The walls tightened all around me, stirring this piercing pain that felt as if I’d carry it with me the rest of my life. It was now a part of me, like she’d always be.

Along with the guilt of what I could have done differently.

The memories of where we went wrong.

The demons that we couldn’t conquer and the new ones that we were taking on.

It didn’t matter how hard we tried, or how much therapy we went to, nothing changed the outcome of us not being able to have a baby.

She was right. I did want a family more than anything in this world, but I didn’t want it more than I wanted her.
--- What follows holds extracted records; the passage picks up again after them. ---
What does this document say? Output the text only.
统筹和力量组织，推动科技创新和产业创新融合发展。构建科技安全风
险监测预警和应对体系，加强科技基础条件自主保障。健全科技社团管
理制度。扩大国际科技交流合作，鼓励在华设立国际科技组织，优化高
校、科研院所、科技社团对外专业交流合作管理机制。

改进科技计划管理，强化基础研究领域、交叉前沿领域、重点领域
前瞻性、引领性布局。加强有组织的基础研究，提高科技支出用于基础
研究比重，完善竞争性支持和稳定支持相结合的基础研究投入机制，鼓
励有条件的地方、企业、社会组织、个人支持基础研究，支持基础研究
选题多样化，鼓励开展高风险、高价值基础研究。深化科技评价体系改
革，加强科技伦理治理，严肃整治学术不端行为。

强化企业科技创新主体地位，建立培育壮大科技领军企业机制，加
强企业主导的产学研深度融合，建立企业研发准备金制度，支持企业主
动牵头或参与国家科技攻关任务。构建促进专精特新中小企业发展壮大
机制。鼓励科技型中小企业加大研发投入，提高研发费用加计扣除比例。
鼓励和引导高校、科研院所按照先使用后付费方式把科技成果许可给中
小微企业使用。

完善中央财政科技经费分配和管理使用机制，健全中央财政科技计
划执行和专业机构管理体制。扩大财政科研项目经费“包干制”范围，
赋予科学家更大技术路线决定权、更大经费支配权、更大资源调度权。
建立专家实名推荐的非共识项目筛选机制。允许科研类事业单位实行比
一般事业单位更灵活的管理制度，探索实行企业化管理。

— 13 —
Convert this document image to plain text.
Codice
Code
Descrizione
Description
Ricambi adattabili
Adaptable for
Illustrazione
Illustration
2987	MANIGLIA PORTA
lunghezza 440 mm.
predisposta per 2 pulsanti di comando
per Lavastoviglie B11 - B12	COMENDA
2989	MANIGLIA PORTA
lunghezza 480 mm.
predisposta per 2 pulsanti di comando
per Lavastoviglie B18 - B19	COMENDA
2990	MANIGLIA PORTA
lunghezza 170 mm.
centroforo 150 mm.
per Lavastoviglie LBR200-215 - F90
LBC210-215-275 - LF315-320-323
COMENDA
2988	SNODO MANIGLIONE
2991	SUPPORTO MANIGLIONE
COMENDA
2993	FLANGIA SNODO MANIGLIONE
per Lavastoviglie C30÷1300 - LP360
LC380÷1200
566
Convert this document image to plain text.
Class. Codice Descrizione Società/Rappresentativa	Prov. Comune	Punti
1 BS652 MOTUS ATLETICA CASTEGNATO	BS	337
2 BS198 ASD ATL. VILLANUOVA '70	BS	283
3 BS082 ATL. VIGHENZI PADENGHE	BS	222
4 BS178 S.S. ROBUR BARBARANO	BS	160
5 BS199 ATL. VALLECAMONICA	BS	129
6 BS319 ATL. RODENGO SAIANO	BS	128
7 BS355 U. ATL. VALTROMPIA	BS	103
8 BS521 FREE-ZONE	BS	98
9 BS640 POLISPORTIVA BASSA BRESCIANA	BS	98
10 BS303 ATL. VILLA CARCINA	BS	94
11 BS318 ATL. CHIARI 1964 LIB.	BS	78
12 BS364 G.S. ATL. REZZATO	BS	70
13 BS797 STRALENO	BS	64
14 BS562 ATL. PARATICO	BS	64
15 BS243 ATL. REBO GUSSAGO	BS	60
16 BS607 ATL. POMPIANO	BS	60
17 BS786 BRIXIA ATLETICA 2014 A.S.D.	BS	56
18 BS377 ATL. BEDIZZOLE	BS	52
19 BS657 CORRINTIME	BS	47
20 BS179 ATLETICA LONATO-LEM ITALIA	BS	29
She didn’t believe me, and I knew she was still carrying the trauma from her mother.

The thought of that woman sent my blood fucking boiling.

Searing.

Scorching my skin from the inside out.

I was certain about one thing and one thing alone—when I signed those papers tomorrow, I’d be taking her love with me.

I stood there battling the desire to go home to her, fully aware it wasn’t my home anymore. She made that perfectly clear the last time I saw her with Jax of all fucking people. Every emotion hit me in the face, back to back. Taunting me. Playing me like a goddamn fiddle. Making me feel like I was nothing more than a piece of shit.

And her soon-to-be ex-husband.

The truth slammed on top of me, my adrenaline triggering me to jump into action. I could feel the sweat pooling at my temple as I walked out of the bathroom. Chugging down the already half-empty liquor bottle in my grasp.

“Dr. Troy,” a familiar voice called out.

I turned to find a young brunette striding toward me with lust in her eyes. Like she’d just landed a prize. And just like that, it was gone. I could breathe.

Was this what I needed to officially move on?